Many people were doing the same, Haney argued on cross-examination. “Are you saying that is evidence of arson?”
“I would say it’s more the timeframe and the number of times conducting the searches, as well as the number of days, and researching statistics,” Montevidoni replied.

Concealing Evidence
While law enforcement agents were able to procure a massive amount of data from the defendant’s devices and online accounts, they couldn’t get everything they were after.
Investigators found a Tor browser, which allows users to access the dark web without being detected by law enforcement, on Rinderknecht’s desktop, along with “onion files,” which can only be accessed through the dark-web browser.
After investigators interviewed him in late January 2025, Rinderknecht was asking ChatGPT how to make sure all media and messages have been deleted from an iCloud account, Montevidino said.
“To me it seems like he was trying to delete all the media, including videos and images, about a week after we interviewed him and seized all his digital devices,” said Montevidino, noting such was “absolutely” suspicious.
“Later in February, when he was trying to negotiate, he provided us with another Apple device as a bargaining chip … at that point, he’d already searched how he could delete the contents of his iCloud.”
Investigators were never able to access the onion files, nor the full contents of Rinderknecht’s iCloud, the agent said.
New Year’s Eve
Rinderknecht’s attorneys don’t dispute his whereabouts on the night the Lachman Fire started but deny he started it; rather, he called 911 repeatedly when he saw it break out.
“You don’t hear panic in that man’s voice?” Haney asked about a recording played for the court.
“I don’t hear panic in that voice,” Montevidino said.
Haney argued his client didn’t flee from the scene, nor make any effort to hide himself or his car.
Geolocation data obtained by investigators shows Rinderknecht descending from a clearing where they believe the fire started and making his way back to his car as he called 911 repeatedly.
He drove away, then returned to the scene and filmed several videos of the blaze.
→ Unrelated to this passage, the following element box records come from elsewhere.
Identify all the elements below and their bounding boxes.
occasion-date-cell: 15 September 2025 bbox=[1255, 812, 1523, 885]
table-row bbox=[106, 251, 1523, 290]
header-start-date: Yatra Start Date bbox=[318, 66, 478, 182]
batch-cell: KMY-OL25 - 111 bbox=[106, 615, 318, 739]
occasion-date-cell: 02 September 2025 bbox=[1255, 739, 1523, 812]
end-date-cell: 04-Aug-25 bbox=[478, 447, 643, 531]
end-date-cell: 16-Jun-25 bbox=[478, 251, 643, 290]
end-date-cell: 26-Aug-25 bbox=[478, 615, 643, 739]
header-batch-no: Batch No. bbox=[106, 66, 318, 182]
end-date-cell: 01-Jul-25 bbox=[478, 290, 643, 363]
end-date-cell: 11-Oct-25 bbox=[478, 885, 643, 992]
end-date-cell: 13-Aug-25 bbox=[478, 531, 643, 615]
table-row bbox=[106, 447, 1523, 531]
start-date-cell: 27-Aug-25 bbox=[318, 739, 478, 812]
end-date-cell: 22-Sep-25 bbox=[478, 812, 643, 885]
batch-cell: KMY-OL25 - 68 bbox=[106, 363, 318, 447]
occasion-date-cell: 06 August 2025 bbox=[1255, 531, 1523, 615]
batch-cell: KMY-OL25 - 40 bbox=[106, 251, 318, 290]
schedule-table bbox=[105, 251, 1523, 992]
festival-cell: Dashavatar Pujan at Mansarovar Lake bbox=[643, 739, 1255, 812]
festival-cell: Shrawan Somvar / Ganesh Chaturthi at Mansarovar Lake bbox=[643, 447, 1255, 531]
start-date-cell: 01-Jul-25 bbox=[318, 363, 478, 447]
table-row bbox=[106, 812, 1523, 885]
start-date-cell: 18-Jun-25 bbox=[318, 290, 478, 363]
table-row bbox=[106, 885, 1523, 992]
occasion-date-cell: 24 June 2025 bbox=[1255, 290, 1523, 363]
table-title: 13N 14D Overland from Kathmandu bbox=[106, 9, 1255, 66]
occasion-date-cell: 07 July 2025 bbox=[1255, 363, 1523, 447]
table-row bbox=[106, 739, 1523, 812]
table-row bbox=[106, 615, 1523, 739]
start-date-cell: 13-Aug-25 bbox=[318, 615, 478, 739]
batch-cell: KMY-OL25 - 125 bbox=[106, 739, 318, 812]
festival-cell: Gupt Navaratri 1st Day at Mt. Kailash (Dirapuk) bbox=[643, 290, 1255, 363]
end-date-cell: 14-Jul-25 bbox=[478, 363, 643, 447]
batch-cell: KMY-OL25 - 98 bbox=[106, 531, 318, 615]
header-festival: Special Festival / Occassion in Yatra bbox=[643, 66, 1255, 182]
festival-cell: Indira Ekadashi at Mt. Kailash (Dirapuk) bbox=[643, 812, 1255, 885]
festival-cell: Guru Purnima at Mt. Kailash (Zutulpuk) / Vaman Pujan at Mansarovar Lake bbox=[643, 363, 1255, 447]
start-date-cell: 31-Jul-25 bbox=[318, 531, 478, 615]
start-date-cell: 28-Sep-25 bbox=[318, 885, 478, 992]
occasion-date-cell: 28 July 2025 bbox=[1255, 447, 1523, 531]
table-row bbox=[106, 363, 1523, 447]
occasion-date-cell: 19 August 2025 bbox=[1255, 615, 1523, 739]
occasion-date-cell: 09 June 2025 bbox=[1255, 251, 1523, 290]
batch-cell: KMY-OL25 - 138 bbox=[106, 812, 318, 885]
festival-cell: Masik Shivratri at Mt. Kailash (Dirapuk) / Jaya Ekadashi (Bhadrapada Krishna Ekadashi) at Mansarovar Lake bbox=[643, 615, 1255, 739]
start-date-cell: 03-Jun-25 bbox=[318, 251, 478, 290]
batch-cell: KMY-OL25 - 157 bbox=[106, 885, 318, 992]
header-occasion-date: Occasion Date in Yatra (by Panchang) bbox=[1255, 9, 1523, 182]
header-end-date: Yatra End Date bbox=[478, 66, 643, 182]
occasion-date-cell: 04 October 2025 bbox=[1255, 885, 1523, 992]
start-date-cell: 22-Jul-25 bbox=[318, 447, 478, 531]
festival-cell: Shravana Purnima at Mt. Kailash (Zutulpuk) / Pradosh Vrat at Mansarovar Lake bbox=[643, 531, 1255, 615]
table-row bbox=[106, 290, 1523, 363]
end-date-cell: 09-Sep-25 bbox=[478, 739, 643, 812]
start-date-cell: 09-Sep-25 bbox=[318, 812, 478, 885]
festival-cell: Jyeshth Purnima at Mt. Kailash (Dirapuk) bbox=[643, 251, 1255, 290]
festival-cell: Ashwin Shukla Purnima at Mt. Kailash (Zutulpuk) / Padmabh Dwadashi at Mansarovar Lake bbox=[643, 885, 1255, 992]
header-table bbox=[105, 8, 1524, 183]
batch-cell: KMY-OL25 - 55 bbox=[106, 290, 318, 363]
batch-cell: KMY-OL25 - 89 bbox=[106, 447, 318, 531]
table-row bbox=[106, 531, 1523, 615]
In one, taken from inside his car, a green Bic lighter, which investigators allege he used to start the fire, is visible in the open glove compartment.
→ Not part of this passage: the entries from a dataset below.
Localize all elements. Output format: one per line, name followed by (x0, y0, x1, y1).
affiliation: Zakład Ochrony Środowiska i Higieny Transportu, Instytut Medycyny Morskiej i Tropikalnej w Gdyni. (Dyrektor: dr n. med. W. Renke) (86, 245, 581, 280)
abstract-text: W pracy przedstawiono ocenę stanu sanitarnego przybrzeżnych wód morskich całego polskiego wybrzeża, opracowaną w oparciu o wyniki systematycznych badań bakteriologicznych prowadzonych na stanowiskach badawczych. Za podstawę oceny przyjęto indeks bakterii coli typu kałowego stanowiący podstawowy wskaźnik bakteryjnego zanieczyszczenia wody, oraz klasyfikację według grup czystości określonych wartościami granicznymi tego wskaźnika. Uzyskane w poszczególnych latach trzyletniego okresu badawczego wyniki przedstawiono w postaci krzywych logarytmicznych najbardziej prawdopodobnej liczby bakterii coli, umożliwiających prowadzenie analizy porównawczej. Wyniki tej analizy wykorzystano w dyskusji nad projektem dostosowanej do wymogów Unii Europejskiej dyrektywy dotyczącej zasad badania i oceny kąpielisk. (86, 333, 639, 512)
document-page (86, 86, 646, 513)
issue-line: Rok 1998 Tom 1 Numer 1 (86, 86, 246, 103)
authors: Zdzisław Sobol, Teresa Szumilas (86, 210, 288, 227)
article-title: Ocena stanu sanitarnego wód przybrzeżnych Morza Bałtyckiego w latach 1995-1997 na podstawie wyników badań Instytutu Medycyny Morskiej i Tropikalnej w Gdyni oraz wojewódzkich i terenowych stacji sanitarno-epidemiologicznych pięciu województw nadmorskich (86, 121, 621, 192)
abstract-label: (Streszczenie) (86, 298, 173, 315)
“In my experience, it’s common for [arsonists] to run away from the scene and return to the scene,” Montevidino said. “My understanding is that they can return to the scene to sometimes enjoy watching their fire, or call [first responders] to get that rush.”
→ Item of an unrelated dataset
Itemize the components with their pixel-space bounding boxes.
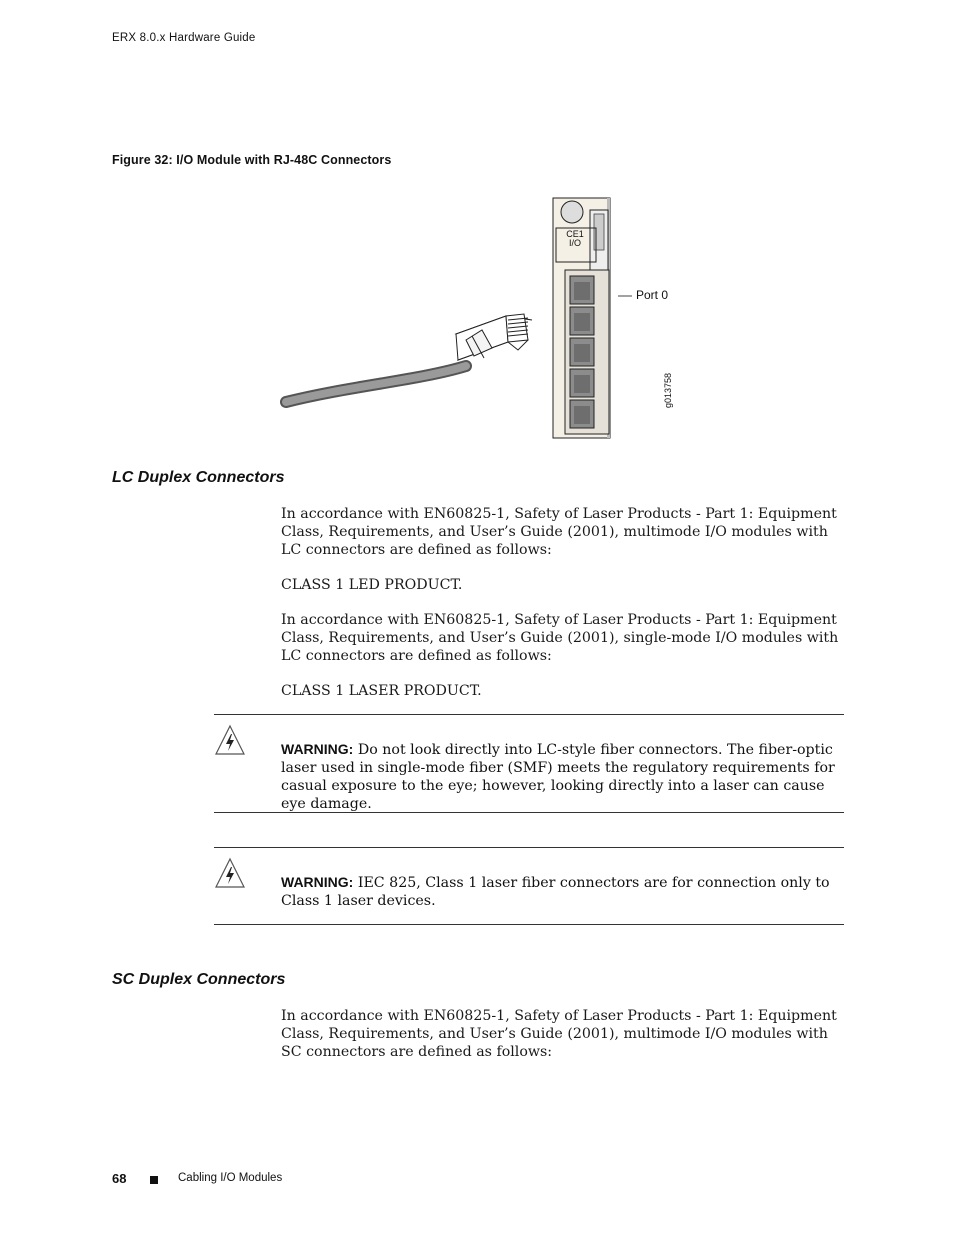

On Friday, Joshua Pickens, a technical surveillance specialist with ATF, testified about the cellular data analysis he performed from several tower dumps near the suspected origin of the Lachman Fire, offering a detailed timeline of Rinderknecht’s movements in the area.
While an initial dump indicated more than 1,000 T-Mobile and AT&T users in the area during a relevant time frame, Pickens said, “there was one phone that stood out in that immediate area.”
The only one that consistently showed up, he said, was Rinderknecht’s.
Haney noted that the ATF was not able to get data from Verizon when it began its investigation on Jan. 10, 2025, because the carrier only saves its data for a limited timeframe—meaning they could have missed many more people in the area—and that not everyone who climbs up a hiking trail on New Year’s Eve will necessarily have a cell phone.
Pickens said he looks at the totality of information, noting Rinderknecht told investigators he was the only one in the area, and security camera footage shows he was the only one driving through the neighborhood to the trailhead at the relevant time.
Haney noted Pickens had also analyzed where Rinderknecht was on Jan. 7, 2025.
“He wasn’t anywhere near the origin of the Palisades Fire, was he?”
“That is correct,” Pickens said.
The U.S. Attorney’s Office is expected to rest its case by Wednesday.